Gosto muito desse livro "A física da alma", do físico Amit Goswami. Por meio dele posso observar uma aproximação da física com o que a tradição hinduísta compreende da natureza da vida, particularmente da natureza da alma. Vejo a ciência destacando a consciência como referência principal na observação dos fenômenos. Um destaque fundamental: é a consciência que cria a realidade percebida. A realidade acontece com a interferência da consciência. A vida é formada por movimentos incessantes que criam possibilidades o tempo todo, e essas inúmeras possibilidades se realizam a partir do momento em que a consciência interfere.

O Amit Goswami amplia um conceito do hinduísmo, pelo qual eu sou, você e todo o mundo é constituído por várias possibilidades de identificação. Eu me identifico com o meu nome, com a minha pessoa, com as personagens que eu desempenho no cotidiano. Minha identificação mais importante é, portanto, o meu "ego" (o sujeito das minhas ações), o "eu" que me dá estabilidade. Por isso eu cultivo a autoimagem, o autoconceito, relaciono-me da melhor maneira possível com o mundo e com os outros, cultivo o bom humor, cuido da saúde, cuido do meu "eu".

Essa identificação com o "ego" é tão poderosa, tão necessária, que muitas vezes ela se torna absoluta e, portanto, pode virar um problema, por eu estar me identificando apenas com um aspecto da minha totalidade, a qual vai além do corpo físico e abrange também os corpos sutis. Pois, em alguma proporção, também me identifico com as emoções, com os significados que atribuo às emoções e aos resultados das interações cotidianas com as outras pessoas e com o mundo, com os arquétipos do inconsciente coletivo (que antecede e dá contexto a todos os significados humanos), e com a natureza divina da criação, que me constitui originalmente. Enfim, sou isso tudo de uma vez, e não apenas a personagem mais habitual, que mostro aos outros (e ao espelho).

Nessa visão, nos momentos da minha morte, cada uma dessas identificações vai deixando de existir à medida que eu morro. Mas, como apenas o corpo de comida está fixado no tempo e espaço, e os demais não têm temporalidade nem espaço definidos, são sutis, o que de fato deixa-se disponível é essa sutileza, produto da minha vida interativa, da realização da consciência durante a passagem pela vida neste espaço–tempo. "Vai-se o ego, fica a fama", parodiando o ditado popular.
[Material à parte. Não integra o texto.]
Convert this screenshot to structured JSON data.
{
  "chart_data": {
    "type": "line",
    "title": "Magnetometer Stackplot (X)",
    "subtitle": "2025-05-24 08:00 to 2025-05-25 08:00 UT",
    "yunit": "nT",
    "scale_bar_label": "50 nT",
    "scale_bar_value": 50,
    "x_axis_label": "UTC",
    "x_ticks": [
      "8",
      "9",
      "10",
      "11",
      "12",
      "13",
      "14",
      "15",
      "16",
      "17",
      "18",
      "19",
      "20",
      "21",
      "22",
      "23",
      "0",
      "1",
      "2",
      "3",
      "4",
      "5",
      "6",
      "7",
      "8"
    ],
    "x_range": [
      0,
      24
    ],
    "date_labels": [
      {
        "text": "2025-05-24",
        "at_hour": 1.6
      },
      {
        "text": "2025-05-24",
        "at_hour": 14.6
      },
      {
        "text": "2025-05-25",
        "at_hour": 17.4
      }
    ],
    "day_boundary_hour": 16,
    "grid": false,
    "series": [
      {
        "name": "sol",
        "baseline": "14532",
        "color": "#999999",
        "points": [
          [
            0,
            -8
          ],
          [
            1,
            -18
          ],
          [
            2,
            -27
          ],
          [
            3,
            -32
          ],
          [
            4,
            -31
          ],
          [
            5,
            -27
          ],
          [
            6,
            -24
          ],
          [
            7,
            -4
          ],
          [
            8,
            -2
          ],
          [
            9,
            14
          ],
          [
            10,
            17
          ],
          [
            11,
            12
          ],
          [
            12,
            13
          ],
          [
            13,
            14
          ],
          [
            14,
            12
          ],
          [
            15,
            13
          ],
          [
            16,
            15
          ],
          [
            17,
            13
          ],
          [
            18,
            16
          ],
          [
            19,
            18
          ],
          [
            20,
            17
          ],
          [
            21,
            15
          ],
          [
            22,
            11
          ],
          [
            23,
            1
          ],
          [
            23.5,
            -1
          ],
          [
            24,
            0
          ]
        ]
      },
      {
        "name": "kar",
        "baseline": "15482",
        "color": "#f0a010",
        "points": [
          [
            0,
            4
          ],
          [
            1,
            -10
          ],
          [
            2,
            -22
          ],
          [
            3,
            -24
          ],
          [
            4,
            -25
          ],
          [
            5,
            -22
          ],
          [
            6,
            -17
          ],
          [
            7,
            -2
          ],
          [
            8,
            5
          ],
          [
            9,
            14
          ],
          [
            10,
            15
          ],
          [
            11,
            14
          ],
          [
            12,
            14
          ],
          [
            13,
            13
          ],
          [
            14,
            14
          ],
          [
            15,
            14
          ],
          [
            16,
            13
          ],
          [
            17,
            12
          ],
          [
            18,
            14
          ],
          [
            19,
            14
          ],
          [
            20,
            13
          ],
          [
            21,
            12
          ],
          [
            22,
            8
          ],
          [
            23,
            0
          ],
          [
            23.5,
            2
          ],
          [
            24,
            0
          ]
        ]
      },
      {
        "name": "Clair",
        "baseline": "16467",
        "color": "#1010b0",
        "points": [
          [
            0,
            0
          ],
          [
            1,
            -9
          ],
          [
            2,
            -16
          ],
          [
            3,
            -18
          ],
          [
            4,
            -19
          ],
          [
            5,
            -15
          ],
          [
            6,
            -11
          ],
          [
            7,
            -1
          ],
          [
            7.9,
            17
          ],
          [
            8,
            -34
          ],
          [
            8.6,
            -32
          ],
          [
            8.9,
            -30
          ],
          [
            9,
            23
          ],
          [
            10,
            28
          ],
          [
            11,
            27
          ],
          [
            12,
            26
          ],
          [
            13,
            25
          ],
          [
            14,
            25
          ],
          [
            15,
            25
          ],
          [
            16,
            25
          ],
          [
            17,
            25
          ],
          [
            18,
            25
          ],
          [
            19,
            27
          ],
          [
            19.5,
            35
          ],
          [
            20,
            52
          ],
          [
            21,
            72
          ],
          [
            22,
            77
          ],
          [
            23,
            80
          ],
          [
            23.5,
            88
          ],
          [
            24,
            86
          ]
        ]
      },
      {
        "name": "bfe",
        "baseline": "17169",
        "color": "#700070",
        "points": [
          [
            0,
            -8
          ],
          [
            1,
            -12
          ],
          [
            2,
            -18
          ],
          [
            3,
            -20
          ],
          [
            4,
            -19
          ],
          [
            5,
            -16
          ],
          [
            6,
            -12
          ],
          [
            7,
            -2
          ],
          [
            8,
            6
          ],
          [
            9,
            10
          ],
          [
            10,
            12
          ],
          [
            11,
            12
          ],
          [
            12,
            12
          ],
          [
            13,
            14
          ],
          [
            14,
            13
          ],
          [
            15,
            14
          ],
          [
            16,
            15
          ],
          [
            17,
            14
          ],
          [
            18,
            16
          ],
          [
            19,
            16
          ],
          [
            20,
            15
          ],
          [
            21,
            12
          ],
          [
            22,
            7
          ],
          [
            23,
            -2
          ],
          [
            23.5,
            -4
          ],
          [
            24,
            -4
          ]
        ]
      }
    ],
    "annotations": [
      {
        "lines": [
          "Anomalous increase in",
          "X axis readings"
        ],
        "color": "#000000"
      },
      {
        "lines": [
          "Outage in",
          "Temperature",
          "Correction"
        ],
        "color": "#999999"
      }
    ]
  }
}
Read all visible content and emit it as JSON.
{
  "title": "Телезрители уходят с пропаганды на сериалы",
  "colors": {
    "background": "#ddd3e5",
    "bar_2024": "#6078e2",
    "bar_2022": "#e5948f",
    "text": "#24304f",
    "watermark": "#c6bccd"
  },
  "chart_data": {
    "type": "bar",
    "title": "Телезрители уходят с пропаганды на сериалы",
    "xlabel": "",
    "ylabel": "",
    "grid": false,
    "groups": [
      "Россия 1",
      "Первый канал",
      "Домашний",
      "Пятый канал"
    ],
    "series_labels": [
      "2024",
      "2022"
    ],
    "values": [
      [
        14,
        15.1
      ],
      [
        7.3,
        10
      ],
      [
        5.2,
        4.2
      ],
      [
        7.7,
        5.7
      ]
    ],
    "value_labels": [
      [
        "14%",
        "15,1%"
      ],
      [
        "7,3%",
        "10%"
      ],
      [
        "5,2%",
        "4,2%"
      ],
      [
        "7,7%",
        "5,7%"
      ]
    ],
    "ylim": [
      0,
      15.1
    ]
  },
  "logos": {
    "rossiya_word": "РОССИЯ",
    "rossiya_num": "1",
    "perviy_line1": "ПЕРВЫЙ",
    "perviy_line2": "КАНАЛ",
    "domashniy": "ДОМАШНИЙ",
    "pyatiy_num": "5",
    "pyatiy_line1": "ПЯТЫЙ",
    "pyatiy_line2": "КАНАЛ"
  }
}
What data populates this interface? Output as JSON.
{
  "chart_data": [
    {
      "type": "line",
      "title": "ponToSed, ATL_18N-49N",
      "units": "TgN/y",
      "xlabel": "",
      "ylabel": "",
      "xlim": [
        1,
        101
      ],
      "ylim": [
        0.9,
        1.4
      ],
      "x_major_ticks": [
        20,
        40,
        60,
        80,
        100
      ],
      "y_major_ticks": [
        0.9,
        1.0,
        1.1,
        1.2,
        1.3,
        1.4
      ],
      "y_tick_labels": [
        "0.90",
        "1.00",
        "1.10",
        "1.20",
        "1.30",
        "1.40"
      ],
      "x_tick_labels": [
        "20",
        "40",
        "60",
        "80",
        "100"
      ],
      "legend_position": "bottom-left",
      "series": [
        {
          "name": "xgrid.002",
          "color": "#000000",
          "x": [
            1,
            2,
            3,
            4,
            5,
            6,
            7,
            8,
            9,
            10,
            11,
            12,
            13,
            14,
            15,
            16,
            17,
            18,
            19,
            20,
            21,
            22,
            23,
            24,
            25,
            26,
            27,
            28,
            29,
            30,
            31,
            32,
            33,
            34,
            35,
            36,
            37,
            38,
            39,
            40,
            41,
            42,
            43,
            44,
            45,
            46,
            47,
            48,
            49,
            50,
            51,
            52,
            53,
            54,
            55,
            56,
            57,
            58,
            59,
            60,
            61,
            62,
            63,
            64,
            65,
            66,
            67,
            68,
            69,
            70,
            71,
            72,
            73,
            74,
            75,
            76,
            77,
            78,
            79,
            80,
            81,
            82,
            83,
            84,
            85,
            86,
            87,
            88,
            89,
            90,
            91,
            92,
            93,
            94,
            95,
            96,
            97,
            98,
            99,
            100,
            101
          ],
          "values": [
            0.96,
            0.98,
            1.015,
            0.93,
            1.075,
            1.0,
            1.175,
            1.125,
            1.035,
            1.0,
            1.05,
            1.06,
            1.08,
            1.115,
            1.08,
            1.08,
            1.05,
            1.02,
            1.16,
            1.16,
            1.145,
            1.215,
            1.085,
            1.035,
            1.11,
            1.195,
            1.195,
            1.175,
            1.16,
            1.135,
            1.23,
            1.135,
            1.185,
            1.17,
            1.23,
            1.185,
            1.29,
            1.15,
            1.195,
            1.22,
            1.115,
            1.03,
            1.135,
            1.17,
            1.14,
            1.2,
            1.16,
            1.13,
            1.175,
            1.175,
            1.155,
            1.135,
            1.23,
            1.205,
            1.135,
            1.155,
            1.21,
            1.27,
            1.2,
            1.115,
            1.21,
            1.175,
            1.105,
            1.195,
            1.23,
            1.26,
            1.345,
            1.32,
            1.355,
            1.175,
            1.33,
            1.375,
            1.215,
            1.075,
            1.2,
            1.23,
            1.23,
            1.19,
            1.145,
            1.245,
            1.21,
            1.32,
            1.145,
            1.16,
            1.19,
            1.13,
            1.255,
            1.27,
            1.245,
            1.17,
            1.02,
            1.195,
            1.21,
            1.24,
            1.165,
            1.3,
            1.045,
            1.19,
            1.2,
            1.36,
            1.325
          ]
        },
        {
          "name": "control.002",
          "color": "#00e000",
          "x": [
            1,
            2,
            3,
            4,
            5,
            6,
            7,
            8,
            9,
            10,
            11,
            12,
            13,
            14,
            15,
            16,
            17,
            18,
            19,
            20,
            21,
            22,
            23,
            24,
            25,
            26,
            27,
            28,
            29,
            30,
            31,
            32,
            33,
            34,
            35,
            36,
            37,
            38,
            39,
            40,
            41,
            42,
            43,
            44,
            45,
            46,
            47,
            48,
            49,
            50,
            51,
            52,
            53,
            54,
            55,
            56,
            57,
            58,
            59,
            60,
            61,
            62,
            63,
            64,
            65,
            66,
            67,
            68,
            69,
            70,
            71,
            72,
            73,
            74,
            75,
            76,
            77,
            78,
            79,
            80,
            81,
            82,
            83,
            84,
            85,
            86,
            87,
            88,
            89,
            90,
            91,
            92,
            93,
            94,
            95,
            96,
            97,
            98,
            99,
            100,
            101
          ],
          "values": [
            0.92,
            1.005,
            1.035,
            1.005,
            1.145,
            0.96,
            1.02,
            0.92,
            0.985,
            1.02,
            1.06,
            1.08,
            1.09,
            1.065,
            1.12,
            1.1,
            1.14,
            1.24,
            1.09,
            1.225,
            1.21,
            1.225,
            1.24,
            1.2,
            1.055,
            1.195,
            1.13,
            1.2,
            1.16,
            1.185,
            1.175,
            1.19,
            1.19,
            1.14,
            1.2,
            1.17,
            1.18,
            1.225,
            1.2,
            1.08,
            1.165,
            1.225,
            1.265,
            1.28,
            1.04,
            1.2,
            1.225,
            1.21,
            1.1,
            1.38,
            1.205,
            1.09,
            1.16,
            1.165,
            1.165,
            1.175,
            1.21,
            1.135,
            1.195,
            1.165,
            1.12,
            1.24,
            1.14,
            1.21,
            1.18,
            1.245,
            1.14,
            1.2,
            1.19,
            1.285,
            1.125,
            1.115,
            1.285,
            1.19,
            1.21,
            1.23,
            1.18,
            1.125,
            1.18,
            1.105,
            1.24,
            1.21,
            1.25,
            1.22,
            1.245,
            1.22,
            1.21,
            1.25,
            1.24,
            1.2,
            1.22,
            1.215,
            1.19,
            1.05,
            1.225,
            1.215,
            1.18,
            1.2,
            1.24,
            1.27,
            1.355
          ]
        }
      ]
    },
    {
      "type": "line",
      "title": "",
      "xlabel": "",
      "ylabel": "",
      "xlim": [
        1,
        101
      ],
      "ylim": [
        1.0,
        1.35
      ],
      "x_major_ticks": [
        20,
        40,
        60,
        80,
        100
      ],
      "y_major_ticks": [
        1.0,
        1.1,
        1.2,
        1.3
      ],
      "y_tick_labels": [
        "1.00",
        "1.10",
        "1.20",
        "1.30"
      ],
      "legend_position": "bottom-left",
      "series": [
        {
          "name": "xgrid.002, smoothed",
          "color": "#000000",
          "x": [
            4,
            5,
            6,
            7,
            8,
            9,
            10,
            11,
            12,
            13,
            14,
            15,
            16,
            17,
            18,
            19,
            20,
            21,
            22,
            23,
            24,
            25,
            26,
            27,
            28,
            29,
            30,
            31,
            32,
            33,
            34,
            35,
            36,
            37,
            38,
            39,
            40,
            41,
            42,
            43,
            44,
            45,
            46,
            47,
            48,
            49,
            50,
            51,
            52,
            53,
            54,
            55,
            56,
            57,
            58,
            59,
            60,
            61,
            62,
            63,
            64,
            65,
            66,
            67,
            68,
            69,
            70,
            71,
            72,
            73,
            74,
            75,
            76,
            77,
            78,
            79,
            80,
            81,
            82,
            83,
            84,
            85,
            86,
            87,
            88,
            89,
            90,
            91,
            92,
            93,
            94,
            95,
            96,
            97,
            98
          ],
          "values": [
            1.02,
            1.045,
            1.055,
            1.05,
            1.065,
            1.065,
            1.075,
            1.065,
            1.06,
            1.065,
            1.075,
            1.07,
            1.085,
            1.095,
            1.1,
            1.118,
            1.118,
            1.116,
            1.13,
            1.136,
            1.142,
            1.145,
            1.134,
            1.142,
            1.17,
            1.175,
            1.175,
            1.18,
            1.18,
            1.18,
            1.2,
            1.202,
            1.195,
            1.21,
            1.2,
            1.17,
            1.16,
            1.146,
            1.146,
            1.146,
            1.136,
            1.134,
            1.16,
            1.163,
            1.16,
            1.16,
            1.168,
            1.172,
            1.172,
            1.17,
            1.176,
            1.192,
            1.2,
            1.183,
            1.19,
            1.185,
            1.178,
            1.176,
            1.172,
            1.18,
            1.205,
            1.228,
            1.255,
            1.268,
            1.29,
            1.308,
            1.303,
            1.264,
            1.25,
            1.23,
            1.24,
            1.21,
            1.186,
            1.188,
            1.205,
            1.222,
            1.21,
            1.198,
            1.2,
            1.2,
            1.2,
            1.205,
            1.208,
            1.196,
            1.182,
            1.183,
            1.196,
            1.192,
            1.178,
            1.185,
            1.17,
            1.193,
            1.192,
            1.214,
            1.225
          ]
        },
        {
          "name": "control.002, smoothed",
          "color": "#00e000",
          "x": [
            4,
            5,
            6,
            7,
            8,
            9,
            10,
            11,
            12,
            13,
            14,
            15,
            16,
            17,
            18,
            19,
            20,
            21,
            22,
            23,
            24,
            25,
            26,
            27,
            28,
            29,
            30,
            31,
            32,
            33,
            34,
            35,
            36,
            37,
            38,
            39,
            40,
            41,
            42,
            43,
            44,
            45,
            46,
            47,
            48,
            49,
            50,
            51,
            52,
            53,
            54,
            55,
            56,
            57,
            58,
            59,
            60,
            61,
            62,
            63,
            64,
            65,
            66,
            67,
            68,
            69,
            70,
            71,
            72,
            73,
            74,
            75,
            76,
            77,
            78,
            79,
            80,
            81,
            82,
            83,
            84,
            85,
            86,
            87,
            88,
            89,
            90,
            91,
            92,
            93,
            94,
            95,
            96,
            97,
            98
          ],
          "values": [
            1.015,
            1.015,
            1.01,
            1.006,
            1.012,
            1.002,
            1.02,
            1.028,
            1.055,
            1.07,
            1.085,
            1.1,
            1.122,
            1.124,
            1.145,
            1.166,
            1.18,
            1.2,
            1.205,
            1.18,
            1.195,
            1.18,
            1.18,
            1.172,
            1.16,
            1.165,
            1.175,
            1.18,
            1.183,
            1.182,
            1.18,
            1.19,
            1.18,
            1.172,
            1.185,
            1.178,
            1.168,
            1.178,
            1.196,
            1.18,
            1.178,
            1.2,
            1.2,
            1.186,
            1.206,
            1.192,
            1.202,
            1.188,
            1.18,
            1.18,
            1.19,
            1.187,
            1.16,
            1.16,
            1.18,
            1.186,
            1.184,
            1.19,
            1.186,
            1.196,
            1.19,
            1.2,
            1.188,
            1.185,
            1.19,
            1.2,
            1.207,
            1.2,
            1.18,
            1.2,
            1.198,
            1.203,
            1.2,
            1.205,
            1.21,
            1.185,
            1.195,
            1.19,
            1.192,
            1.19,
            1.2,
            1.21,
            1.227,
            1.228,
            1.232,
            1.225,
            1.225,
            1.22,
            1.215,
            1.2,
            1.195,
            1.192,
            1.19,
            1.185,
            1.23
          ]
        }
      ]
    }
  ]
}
Se a fama é que fica, então, é esse produto sutil que eu, você e todo mundo ajudou a produzir que poderá voltar a ser reelaborado em outras vidas terrenas. Portanto, é melhor eu cuidar disso direitinho, enquanto vivo o meu ego, que tem um período limitado de vida, com nome, entre nascimento e morte. "Fazer o bem, não importa a quem", parece uma dica simples e efetiva para pautar a existência, e a prática de Yoga pode oferecer um caminho eficaz para os "eus" descobrirem isso.